26 August 2007

How Do You Say "Kalidah" in Japanese?

Passed on from the Gjovaags' Wonderful Blog of Oz is this look at Oz in Japan by "Michael Sensei," an overseas Canadian.

This particular image from L. Frank Baum's The Wonderful Wizard of Oz shows Dorothy and her companions being menaced by a Kalidah. The Cowardly Lion describes Kalidahs like this:

"They are monstrous beasts with bodies like bears and heads like tigers, and with claws so long and sharp that they could tear me in two as easily as I could kill Toto. I'm terribly afraid of the Kalidahs."
And what's worse, in the English text there are two of them.

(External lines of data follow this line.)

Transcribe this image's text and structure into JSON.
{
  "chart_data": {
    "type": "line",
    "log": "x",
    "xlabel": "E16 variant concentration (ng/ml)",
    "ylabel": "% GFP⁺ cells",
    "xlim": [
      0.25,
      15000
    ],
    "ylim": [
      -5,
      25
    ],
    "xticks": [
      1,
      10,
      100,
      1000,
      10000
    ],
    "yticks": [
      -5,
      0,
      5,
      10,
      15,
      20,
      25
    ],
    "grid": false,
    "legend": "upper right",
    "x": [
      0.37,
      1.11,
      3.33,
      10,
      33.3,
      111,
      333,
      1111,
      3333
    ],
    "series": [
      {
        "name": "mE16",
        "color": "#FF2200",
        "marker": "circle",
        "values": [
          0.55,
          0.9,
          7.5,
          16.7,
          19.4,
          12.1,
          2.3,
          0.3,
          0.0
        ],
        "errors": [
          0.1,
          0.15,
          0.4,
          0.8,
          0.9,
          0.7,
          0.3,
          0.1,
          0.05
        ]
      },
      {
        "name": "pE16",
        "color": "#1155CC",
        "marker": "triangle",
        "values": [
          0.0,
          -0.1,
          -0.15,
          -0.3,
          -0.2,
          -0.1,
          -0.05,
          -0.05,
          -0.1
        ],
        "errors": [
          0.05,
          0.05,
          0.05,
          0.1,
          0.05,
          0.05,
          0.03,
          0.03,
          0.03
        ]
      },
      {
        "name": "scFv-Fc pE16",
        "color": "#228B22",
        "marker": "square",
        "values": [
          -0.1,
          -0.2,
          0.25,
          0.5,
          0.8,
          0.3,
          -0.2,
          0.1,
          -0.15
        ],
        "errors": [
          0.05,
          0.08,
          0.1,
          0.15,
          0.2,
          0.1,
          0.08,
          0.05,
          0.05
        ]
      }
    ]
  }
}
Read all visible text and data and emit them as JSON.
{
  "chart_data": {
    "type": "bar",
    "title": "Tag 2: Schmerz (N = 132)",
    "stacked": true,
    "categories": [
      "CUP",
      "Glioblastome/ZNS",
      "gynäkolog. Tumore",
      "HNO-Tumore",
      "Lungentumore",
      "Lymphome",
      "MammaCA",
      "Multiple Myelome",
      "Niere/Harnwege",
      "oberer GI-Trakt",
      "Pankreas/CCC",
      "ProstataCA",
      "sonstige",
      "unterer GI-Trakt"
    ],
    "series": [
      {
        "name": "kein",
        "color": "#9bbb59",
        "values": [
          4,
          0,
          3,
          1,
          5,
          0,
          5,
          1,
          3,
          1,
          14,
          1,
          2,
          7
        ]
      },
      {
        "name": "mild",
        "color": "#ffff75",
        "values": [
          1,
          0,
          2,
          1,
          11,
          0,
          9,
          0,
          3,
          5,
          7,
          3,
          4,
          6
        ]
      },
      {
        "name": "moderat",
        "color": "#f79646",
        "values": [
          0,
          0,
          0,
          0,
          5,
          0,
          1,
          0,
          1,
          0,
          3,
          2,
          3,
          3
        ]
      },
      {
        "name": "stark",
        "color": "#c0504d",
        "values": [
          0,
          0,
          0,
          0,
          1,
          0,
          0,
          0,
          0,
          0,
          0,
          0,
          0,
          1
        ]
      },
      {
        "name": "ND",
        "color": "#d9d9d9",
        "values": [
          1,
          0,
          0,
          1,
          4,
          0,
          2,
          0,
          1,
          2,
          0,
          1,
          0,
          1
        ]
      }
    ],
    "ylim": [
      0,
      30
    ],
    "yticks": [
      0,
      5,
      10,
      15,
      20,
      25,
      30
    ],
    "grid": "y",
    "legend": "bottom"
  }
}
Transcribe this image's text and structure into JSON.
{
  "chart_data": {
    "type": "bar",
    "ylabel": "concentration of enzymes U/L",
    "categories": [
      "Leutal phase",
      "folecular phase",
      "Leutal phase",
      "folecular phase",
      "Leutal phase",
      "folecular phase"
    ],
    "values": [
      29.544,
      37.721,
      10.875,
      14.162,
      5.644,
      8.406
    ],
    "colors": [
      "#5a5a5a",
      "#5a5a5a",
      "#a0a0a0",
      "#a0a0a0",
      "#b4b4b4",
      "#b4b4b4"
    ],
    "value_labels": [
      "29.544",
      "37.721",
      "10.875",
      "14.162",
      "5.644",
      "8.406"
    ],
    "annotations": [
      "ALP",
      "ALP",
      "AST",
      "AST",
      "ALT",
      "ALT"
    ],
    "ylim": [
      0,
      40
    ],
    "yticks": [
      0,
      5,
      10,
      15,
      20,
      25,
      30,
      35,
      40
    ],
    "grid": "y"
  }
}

The Japanese artist drew only one Kalidah, but made it twice as large as the Lion, with tusks and horn and a striped tail besides.

The Kalidahs return memorably in The Magic of Oz, one of the first Oz sequels I read. It gives us the further information that they:
  • are the "most powerful and ferocious beasts in all Oz."
  • "attack all other animals and often fight among themselves."
  • "can swim like ducks."
Needless to say, I found Kalidahs very scary when I was growing up.

The best Kalidah literature I've read is Eric Shanower's short story "Gugu and the Kalidahs," available in Oz-Story #1 and The Salt Sorcerer of Oz, both published by Hungry Tiger Press.